Beech House Hollander Design pool house acanthus awards

ICAA Chicago-Midwest Announces 2025 Acanthus Award Winners

The winners of the 2025 Acanthus Awards were recently announced by the ICAA Chicago-Midwest and celebrated in Chicago.

Beech House by Hollander Design. Photos courtesy of award winners.

The winners of the 2025 Acanthus Awards were recently announced by the ICAA Chicago-Midwest and celebrated in Chicago.

On October 4, 2025, the Chicago-Midwest chapter of the ICAA (Institute of Classical Architecture & Art) announced the winners of their annual Acanthus Awards.

Open to all architecture and design professionals and students who work within the boundaries of the ICAA's Chicago-Midwest region, the awards celebrate excellence in contemporary classical design. Awarded categories include architecture, interior design, landscape design, craftsmanship, and preservation.

The Acanthus Awards are named after the acanthus leaf, an herbaceous shrub that's a common classical motif — you see it on Corinthian column capitals — that symbolizes rebirth and immortality. The awards ceremony was held at the Great Banking Hall of the Wintrust Building in downtown Chicago.

For more, discover the 2025 winners of the ICAA Rocky Mountain Benedict Awards, the ICAA Washington Pope Awards, or the ICAA National Ross Awards.

Read on for the 2020 Acanthus award winners.

Hancock Studio Arts: Al-Huda Islamic Center of Indiana

Allied Arts & Craftsmanship

A fine example of contemporary Islamic architecture, this new facility serves the largest congregation of Muslim people in Indiana. The project included the on-site installation, hand-painting, and gilding of unique Islamic designs. And because the entrant is not Muslim, this was an interfaith collaboration.

Hollander Design: Beech House

Landscape Design – Award of Arete

This Shingle-style new build on Long Island is designed to feel like it's sat in the landscape for ages.

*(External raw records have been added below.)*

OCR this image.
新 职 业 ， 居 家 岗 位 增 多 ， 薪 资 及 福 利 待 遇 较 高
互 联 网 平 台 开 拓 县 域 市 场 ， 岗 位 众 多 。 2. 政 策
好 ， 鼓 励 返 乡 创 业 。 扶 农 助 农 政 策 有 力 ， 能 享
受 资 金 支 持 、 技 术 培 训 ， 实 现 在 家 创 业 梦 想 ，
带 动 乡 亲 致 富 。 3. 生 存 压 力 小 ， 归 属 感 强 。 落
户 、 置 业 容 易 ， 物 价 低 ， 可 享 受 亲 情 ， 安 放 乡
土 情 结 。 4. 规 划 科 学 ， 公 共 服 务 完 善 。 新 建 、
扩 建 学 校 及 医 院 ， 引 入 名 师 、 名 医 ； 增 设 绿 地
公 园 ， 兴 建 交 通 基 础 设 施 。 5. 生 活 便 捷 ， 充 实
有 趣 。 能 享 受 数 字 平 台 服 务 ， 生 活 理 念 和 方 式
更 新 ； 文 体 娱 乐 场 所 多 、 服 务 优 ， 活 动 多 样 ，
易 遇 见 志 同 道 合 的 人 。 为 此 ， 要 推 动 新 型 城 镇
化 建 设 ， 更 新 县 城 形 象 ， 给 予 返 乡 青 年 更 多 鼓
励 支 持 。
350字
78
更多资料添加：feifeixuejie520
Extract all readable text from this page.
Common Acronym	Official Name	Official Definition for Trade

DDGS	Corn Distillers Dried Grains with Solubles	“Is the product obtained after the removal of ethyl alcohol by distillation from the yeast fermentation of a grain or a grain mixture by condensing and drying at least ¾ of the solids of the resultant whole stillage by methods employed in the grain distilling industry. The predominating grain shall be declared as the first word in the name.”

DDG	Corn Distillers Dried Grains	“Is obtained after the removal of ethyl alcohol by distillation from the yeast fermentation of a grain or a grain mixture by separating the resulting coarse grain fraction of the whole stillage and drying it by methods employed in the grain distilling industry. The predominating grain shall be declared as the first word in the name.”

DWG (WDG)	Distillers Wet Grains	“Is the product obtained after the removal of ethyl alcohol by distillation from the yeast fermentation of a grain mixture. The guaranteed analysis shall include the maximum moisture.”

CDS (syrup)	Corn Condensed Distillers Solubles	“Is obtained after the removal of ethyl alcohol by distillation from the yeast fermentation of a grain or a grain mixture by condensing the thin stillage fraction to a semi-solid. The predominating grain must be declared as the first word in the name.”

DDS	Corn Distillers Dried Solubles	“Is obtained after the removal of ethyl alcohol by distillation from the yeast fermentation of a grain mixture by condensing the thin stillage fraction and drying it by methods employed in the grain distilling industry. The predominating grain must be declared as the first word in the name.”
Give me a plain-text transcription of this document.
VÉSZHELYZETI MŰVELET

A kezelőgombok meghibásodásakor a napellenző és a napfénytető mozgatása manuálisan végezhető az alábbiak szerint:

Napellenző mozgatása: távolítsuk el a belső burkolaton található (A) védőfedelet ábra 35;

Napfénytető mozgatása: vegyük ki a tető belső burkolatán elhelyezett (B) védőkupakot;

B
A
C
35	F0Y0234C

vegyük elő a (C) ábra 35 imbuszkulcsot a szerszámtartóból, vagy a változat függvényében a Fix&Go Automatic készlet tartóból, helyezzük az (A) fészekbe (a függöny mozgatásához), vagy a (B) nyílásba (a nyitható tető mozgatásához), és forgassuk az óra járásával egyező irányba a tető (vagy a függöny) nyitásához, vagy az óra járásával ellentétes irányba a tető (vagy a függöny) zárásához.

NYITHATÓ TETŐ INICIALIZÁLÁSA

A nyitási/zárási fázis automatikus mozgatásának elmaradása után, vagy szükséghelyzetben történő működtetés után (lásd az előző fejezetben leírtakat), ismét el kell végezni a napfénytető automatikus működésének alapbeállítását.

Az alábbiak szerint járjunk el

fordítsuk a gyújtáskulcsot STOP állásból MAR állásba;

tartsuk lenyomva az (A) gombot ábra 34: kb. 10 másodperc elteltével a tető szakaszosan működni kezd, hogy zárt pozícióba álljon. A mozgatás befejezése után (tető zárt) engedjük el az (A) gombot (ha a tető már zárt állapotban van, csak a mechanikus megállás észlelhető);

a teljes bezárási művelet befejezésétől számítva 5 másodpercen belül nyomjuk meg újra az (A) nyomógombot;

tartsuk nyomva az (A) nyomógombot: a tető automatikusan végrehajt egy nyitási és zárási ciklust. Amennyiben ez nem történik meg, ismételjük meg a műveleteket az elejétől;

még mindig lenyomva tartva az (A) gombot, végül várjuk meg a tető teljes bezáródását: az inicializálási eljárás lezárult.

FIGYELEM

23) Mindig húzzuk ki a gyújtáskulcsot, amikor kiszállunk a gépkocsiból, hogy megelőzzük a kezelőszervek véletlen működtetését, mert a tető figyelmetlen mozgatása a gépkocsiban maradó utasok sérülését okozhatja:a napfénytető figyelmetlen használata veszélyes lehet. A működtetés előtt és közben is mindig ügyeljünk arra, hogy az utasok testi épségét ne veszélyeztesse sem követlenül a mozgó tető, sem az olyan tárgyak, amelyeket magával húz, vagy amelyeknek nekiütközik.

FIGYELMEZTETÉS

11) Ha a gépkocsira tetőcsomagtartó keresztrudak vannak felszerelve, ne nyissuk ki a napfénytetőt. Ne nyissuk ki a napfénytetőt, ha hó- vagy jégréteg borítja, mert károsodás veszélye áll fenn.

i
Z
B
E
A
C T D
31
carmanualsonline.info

The house wraps around a carefully preserved beech tree, and the rest of the landscape comprises meadow instead of a lawn, along with boxwood, puffy hydrangeas, and gravel pathways that connect the pool, dining terrace, and tennis courts.

McNicholas Architects: Mary, Mother of the Eucharist Chapel

Institutional or Commercial Architecture

In Rochester, Minnesota, under the Catholic diocese of Winona–Rochester, the Mary, Mother of the Eucharist Chapel was recently completed by McNicholas Architects. It's richly ornamented, and the walls bloom with the iconography of the Winona Rose, the Star of Bethlehem, and a pier guilloche pattern.

Meghan Jay Design: The Cabana

Renovation & Adaptive Reuse

Winning the renovation category was The Cabana at Pembroke Lodge, originally designed in the 1920s by architect David Adler. Meghan Jay Design was inspired by that '20s glamour along with New England coastal aesthetics to create a space that's fresh, whimsical, and charming, designed to look as great during the day as it does lit by candles at night.

Soucie Horner Design Collective: Southern Charm

Interior Design

At this rural North Carolina estate, timeless, classical design is combined with modern living. The interior design by Soucie Horner Design Collective is full of richly layered materials, textured finishes that add a rustic elegance, a stylish combination of modern and traditional, and reclaimed wood beams and flooring.

Jon Patrick Boulanger: The Saint Alcuin Center for the Classical Studies at Benedictine College

Student Work – Recently Graduated

These drawings propose a new academic building for Benedictine College in Atchison, Kansas. It aims to denote the college's entrance in a style reflective of the Universities of the English Renaissance, like Oxford and Cambridge. It includes highlights of the twin spires of St. Benedict’s church and a vista of the Abbey belfry upon the bluffs of the Missouri River.

Anna Cross: Cloes House

Student Work – Recently Graduated

Cloes House is a proposal for a senior living facility in Lake Bluff, Illinois. The site would service all phases of senior care under one roof: independent living, assisted living, memory care, and skilled nursing. The project pulls on Arts & Crafts principles like functional simplicity, craftsmanship, and naturalism, for a life care community and an architectural project fundamentally informed by love.